AG-113

Real-Time Determinism and Latency Assurance Governance

Critical Infrastructure & Safety-Critical Deployment ~21 min read AGS v2.1 · April 2026
EU AI Act NIST ISO 42001

2. Summary

Real-Time Determinism and Latency Assurance Governance requires that AI agents operating in safety-critical or time-sensitive infrastructure contexts meet formally defined and validated timing guarantees for their decision-response cycles. In physical systems, timing is not a performance metric — it is a safety property. A control decision delivered after the process safety time has elapsed is not merely slow; it is dangerous. This dimension mandates that agent response latencies are bounded, validated, and continuously monitored, that governance checks (including mandate enforcement, sector constraint evaluation, and interlock assessment) complete within defined time budgets, and that the system transitions to a safe state when timing guarantees cannot be met. Unlike best-effort latency targets common in software systems, safety-critical timing requirements are hard deadlines: missing the deadline is a failure, regardless of the quality of the eventual output.

3. Example

Scenario A — AI Agent Inference Latency Causes Robotic Collision: An AI agent controls a collaborative robot (cobot) working alongside human operators in an automotive assembly cell. The agent's perception model detects human proximity and adjusts the cobot's speed and trajectory to maintain ISO 10218-2 safety distances. The agent runs on a GPU-accelerated server connected via Ethernet. Under normal load, inference latency is 18 ms — well within the 50 ms control cycle requirement. During a shift change, a corporate backup job consumes 40% of the server's GPU memory. Inference latency spikes to 180 ms. During this 180 ms window, a human operator reaches into the cobot's path. The agent's perception model processes the frame showing the human 162 ms after the frame was captured. By the time the stop command reaches the cobot controller, the cobot has moved 23 cm beyond the point where it should have stopped. The cobot's end-effector contacts the operator's forearm at 0.3 m/s.

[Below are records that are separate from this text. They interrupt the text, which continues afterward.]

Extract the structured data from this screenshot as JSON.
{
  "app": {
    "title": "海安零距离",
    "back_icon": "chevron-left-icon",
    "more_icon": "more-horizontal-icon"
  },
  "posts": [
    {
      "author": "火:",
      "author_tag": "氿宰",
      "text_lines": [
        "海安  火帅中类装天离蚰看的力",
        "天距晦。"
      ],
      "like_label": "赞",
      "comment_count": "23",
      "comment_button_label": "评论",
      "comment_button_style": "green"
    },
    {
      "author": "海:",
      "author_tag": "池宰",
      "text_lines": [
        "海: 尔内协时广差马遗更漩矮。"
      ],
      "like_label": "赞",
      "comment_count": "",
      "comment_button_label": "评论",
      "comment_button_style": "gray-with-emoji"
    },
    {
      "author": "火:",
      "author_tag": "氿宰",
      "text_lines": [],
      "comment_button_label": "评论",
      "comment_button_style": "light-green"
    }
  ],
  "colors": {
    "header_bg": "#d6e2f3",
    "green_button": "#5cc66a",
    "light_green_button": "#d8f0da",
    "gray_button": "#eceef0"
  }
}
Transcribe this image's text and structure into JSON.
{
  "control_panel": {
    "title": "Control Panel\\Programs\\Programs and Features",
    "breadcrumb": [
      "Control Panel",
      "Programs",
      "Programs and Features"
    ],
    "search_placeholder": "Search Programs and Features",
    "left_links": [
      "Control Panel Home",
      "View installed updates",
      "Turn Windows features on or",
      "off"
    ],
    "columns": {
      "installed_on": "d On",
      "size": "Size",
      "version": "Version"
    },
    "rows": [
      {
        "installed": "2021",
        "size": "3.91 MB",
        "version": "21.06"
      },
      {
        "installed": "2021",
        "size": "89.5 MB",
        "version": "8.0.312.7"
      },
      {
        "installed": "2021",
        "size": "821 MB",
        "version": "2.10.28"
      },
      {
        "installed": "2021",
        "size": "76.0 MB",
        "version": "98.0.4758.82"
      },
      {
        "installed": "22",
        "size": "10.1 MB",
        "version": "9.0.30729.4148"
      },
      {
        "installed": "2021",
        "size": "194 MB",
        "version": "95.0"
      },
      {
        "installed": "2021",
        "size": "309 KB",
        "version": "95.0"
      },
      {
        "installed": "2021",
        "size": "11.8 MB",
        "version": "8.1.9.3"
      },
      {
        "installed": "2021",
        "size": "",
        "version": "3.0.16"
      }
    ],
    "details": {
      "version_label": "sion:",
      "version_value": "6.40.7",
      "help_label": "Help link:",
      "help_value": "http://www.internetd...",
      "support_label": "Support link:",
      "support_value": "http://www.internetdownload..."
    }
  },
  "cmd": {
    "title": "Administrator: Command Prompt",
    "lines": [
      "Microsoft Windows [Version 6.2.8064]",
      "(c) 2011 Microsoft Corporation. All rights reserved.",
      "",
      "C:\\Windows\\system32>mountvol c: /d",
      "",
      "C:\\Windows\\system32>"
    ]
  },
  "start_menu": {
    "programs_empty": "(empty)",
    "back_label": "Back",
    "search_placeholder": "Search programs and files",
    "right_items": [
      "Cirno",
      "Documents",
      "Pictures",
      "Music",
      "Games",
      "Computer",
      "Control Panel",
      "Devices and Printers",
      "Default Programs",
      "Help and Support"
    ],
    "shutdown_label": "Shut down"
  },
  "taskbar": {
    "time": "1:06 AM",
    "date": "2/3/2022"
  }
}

What went wrong: The agent's inference latency was not bounded by infrastructure controls. A non-safety-related workload consumed shared resources, degrading the safety-critical inference latency beyond the control cycle requirement. No monitoring detected the latency exceedance. No safe-state transition was triggered. A deterministic timing guarantee would have ensured that inference completes within 50 ms under all load conditions, or that the system transitions to safe state (cobot stops) if the deadline is missed. Consequence: operator injury (bruising and wrist strain), HSE investigation, cobot cell shutdown for 5 days during investigation, production loss of £180,000.

Scenario B — Governance Check Latency Creates Enforcement Gap: An AI agent managing natural gas pressure in a distribution network proposes setpoint changes every 2 seconds. Each proposed change passes through a governance enforcement gateway that checks against AG-001 mandate limits and AG-112 sector safety constraints (maximum operating pressure, rate-of-change limits). Under normal conditions, the governance check takes 12 ms. Following a database migration, the governance gateway's constraint lookup latency increases to 2.8 seconds. The gateway queues governance checks — but the agent's control loop does not wait for governance approval before executing the next cycle. The agent executes 4 setpoint changes without governance approval before the queue is detected. One of these changes increases pressure in a segment by 0.3 bar above the Maximum Operating Pressure (MOP), exceeding the safety constraint.

What went wrong: The governance enforcement gateway's latency exceeded the agent's control cycle period. The system architecture did not enforce "no action without governance approval" — the agent could execute while governance checks were pending. A timing-assured architecture would ensure that: (a) the governance check completes within a defined fraction of the control cycle (e.g., within 200 ms of a 2-second cycle), and (b) no agent action executes until governance approval is received for that specific action. Consequence: pressure exceedance above MOP in a gas distribution network, potential pipeline integrity risk, HSE notification required, service restriction pending investigation, estimated cost £890,000.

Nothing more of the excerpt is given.